Arborio is a short grain rice that is used specially for risotto. This variety of rice is very starchy and can absorb massive amounts of moisture. When Arborio rice is cooked with broth, it becomes very thick and creamy without turning to a mushy mess.

When one associates an ingredient with the term “starchy,” it is often thought to be unhealthy. However, Arborio rice is a nutritious and delicious addition to your diet. Not only is it a great source of carbohydrates, it is also higher in protein than other types of rice. A serving contains up to 9 grams of protein. Also, Arborio rice has many digestive health benefits. This type of rice is helpful in maintaining proper digestive function and assisting the digestive processes that leads to the absorption of vital nutrients.

Preparing this delicious dish is quite simple. The basic components of a classic risotto are: rice, a stock or broth, wine, butter, onion, and parmesan cheese. From there, the possibilities are endless. Add your favorite spices, vegetables, meat, poultry or seafood. As fall draws closer, we suggest taking advantage of the harvest season and pairing the tastes of sweet and nutty butternut squash with savory sage along with cooking the Arborio rice with vegetable stock, a dry white wine, butter, onion, and a finishing touch of parmesan cheese.

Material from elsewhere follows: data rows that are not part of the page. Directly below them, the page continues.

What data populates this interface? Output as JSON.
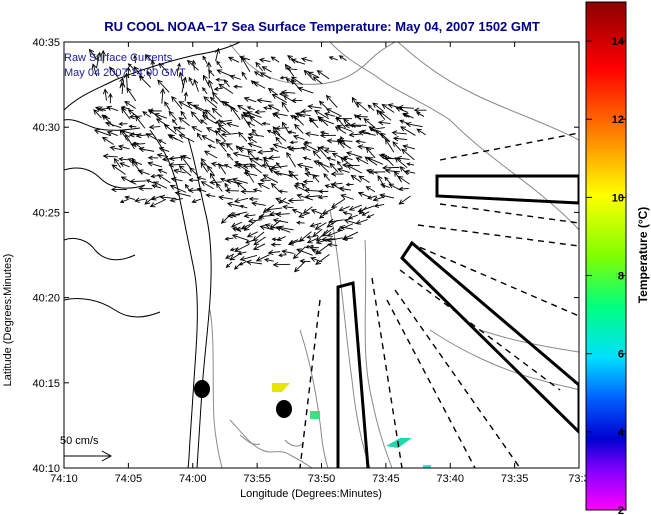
{
  "chart_data": {
    "type": "vector-field",
    "title": "RU COOL  NOAA−17  Sea Surface Temperature:  May 04, 2007 1502 GMT",
    "legend": [
      "Raw Surface Currents",
      "May 04 2007 14:00 GMT"
    ],
    "xlabel": "Longitude (Degrees:Minutes)",
    "ylabel": "Latitude (Degrees:Minutes)",
    "x_ticks": [
      "74:10",
      "74:05",
      "74:00",
      "73:55",
      "73:50",
      "73:45",
      "73:40",
      "73:35",
      "73:3"
    ],
    "y_ticks": [
      "40:35",
      "40:30",
      "40:25",
      "40:20",
      "40:15",
      "40:10"
    ],
    "scale_label": "50 cm/s",
    "colorbar": {
      "label": "Temperature (°C)",
      "ticks": [
        14,
        12,
        10,
        8,
        6,
        4,
        2
      ],
      "range": [
        2,
        15
      ]
    }
  }
}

Though Arborio rice is quite nutritious, it is slightly high on the glycemic index. Arborio rice has a glycemic index rating of 69 (a low rating is considered under 55). For those with conditions such as diabetes, it may be wise to seek out a substitution. Quinoa is a great substitution as it has a low glycemic index level (52) and is high in nutritional value. However, to achieve the creamy consistency of a classic risotto, you will need to add a small amount of cream to your recipe. Another alternative to Arborio rice is pearl barley. Not only does it have similar starch levels (lending to a similar creamy texture), it has a very low glycemic index (25).

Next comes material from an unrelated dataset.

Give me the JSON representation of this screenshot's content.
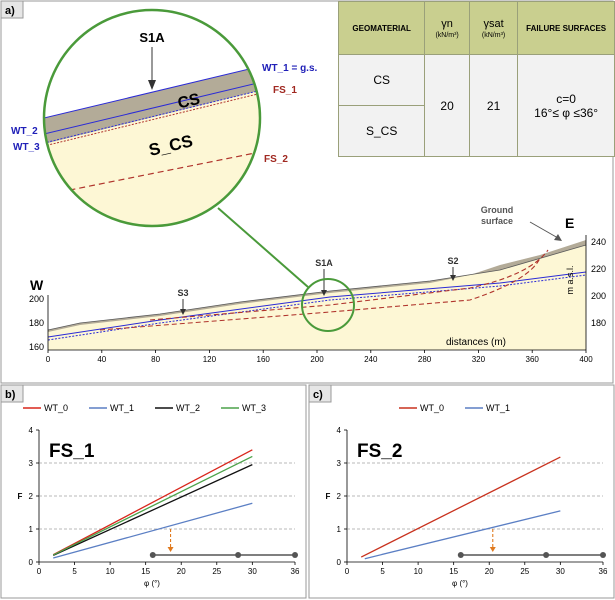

This Italian meal (even with the suggested substitutions) is a simple, quick, and versatile meal that can be tweaked to treat your taste buds at the dinner table. Take advantage of the upcoming harvest of fresh and local fall produce to make a unique twist on a classic dish.


Butternut Squash & Sage Risotto:

  • 1 Butternut Squash
  • 1 Medium Onion
  • 20-30 Sage Leaves (Depending on Size)
  • 4-6 Cups Vegetable Stock
  • 2 Cups Arborio Rice
  • 6 Tbsp Butter
  • 1/2 Cup Dry White Wine (I personally use Chardonnay)
  • 1 Cup Grated Parmesan Cheese (1/2 Cup for the Risotto and 1/2 Cup for Garnish)
  • Sea Salt and Black Pepper to Taste


  1. First peel and then dice the squash
  2. Place the squash into a large pot and cook on low heat
  3. Add around 5-10 whole leaves of sage, 1 cup of the vegetable stock and a pinch of salt and pepper | Cook for about 5-10 Minutes. You want the squash to be tender but not mushy.
  4. While the squash is cooking, finely chop between 5-10 leaves of sage and dice the onion
  5. In a separate pot heat the remaining vegetable stock. Allow this to simmer on low heat until ready
  6. In a saucepan, heat three tbs of butter | add the finely chopped sage and the onion and cook over medium heat for 5 minutes.
  7. Add the rice to the saucepan and reduce the heat to low. Add a pinch of salt and pepper and stir often | You want the rice to turn opaque
  8. Raise the heat to medium and pour in the white wine
  9. Once the white wine has been absorbed by the rice, lower the heat back down to low and begin adding the warm vegetable stock one cup at a time. Following the same directions of waiting until the stock has been absorbed by the rice before adding the next cup. Stir well and often.
  10. In a small saucepan, sauté the remaining sage leaves in butter until crisp. Pat dry with a paper towel.
  11. Stir in the cooked squash, the rest of the butter and 1/2 cup of parmesan cheese. Continue cooking for another 5 minutes.
  12. Once done, serve it in a large bowl and garnish with the extra cheese and the sautéed sage leaves.